Immunoblotting of cell-based samples
Cells were trypsinized, pelleted, washed with PBS, re-suspended in 2x Laemmli buffer and boiled for 5 minutes at 95°C. Denatured samples were resolved on 4-15% Tris-Glycine SDS PAGE, transferred to PVDF membrane, blocked with milk, washed thrice with PBS, and incubated with primary antibody overnight at 4°C with shaking. Primary antibody was decanted, membrane was washed thrice with PBS and incubated with secondary antibody for 45 minutes at RT with shaking.

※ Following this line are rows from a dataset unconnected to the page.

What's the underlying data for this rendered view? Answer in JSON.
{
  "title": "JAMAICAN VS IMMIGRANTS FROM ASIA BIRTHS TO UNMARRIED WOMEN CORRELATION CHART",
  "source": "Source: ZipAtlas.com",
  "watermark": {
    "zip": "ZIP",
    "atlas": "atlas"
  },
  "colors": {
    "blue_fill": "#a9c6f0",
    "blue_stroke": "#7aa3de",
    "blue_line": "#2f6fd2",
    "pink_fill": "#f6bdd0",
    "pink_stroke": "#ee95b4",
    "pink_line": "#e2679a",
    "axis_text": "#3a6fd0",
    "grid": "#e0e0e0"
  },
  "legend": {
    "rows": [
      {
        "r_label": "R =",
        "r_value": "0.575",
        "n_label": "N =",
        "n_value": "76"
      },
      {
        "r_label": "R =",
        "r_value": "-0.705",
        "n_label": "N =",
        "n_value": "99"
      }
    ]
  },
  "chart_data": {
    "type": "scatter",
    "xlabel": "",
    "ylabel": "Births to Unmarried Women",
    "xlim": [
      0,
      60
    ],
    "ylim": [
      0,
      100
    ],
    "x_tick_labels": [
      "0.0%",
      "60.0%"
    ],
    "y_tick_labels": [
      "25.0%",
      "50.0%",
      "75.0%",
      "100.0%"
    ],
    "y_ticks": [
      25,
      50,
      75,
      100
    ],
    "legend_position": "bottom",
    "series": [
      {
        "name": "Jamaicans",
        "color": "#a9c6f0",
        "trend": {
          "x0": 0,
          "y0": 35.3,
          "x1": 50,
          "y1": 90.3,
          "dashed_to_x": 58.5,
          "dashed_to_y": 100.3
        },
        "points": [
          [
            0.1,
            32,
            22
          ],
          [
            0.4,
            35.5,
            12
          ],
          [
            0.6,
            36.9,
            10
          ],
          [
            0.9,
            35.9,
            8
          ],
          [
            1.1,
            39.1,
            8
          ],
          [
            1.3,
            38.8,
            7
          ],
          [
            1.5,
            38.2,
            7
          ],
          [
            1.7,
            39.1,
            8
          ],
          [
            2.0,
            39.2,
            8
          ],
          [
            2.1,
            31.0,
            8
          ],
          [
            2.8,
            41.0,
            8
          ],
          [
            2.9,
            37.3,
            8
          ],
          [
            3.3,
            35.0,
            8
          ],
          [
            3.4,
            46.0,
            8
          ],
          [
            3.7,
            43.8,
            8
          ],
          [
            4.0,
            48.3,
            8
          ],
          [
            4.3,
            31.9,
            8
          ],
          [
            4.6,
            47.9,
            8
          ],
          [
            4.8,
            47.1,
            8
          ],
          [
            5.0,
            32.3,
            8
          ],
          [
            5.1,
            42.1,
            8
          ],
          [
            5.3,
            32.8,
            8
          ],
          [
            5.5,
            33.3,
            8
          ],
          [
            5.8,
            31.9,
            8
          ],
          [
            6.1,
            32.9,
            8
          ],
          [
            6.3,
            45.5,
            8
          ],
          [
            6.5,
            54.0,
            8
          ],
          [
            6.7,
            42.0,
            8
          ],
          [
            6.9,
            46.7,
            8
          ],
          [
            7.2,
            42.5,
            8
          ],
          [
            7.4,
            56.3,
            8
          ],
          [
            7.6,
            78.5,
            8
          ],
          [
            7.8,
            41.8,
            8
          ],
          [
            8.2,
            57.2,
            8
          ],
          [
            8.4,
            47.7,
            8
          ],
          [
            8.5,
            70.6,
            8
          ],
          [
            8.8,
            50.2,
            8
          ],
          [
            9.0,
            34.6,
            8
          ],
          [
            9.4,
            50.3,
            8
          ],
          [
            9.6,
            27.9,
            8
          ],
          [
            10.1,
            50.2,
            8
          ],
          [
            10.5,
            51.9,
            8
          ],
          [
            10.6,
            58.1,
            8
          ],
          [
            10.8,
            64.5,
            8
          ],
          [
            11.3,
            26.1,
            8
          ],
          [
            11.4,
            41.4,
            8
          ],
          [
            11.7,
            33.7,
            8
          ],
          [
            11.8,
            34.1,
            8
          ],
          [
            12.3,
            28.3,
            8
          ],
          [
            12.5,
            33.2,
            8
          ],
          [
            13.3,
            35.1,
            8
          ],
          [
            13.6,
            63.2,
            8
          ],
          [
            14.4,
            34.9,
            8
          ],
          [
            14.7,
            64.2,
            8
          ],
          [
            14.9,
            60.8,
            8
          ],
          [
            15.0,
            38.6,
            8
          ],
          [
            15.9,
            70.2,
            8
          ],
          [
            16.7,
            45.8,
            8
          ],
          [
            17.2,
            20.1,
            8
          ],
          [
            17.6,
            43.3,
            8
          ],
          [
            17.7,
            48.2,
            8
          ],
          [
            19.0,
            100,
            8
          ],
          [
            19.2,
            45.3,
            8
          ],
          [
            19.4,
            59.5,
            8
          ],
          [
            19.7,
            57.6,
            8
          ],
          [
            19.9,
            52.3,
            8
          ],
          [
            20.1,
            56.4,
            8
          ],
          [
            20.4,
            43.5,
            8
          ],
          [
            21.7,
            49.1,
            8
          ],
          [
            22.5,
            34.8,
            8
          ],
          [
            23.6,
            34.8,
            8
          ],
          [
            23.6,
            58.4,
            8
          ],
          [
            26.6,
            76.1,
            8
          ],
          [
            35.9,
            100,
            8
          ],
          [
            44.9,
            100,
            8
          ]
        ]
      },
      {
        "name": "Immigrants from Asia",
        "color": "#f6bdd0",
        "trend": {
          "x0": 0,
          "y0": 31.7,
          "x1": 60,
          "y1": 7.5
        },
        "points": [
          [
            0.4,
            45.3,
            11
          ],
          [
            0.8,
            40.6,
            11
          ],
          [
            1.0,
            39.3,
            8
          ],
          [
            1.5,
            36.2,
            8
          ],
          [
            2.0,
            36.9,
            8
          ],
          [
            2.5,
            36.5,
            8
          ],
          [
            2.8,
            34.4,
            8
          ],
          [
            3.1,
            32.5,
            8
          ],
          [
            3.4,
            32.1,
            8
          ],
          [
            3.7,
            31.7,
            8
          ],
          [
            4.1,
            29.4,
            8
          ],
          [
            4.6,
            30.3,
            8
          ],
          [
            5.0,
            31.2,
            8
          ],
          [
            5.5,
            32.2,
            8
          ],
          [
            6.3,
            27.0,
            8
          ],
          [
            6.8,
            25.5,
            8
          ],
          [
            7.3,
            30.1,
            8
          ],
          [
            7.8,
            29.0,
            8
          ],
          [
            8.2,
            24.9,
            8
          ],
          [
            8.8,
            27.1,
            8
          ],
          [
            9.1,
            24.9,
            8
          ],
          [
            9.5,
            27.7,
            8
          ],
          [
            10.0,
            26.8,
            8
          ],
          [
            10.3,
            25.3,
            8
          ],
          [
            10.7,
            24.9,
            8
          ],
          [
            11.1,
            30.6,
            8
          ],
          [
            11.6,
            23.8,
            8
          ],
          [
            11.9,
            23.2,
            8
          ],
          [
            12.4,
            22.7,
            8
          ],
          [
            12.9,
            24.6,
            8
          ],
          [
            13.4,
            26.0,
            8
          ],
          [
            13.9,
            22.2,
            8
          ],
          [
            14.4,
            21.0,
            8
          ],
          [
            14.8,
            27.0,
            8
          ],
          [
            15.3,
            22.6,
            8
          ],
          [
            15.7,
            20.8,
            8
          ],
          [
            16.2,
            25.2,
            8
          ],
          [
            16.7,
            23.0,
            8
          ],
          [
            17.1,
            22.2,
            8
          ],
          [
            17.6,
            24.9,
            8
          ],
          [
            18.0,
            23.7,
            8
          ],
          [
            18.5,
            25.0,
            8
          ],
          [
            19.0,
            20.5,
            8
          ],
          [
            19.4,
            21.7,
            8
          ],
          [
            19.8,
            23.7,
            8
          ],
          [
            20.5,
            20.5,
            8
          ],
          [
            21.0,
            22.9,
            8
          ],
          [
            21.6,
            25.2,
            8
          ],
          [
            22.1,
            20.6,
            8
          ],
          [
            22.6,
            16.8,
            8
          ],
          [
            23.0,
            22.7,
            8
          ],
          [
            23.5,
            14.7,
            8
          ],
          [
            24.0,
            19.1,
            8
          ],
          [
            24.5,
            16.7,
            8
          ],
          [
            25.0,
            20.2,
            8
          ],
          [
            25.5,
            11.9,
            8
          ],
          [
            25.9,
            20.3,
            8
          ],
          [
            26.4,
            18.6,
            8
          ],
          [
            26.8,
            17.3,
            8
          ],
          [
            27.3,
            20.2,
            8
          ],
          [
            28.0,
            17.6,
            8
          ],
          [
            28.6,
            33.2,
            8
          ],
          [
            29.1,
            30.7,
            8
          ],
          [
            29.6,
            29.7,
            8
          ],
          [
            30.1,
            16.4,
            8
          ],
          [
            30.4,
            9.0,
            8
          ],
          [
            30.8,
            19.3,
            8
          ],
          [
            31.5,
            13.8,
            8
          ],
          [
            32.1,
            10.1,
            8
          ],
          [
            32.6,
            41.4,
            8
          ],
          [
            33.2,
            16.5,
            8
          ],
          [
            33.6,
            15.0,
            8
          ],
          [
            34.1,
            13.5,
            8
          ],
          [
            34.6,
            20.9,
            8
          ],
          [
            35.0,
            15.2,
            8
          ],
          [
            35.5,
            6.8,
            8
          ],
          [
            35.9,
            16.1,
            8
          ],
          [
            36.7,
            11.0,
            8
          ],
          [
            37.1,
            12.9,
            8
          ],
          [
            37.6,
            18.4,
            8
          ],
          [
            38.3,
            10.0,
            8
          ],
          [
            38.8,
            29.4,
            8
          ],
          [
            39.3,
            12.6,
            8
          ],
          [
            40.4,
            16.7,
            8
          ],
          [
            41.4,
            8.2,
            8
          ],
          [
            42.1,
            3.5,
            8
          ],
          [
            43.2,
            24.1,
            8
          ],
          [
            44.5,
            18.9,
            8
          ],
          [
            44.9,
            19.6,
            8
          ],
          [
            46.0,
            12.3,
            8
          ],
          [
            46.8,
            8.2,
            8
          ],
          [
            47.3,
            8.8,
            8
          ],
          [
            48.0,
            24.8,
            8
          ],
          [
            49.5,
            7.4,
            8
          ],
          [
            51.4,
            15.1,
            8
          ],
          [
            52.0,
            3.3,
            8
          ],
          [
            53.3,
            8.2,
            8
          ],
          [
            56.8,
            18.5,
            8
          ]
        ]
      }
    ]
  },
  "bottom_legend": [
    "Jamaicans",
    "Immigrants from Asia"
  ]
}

After three washes, the membrane was incubated with SuperSignal ECL (Thermo) and imaged with Amersham Imager. Images were cropped in ImageJ. Primary antibodies: α-TTF2 1:5,000 (PA5-96789, rabbit, Invitrogen), α-HA 1:1,000 (C29F4, rabbit, Cell Signaling), α-RPS19 1:1,000 (A304-002A, rabbit, Bethyl), α-V5 1:5,000 (R960-25, mouse, Thermo). Secondary antibodies: goat anti-rabbit HRP 1:30,000, rabbit anti-mouse HRP 1:2,000.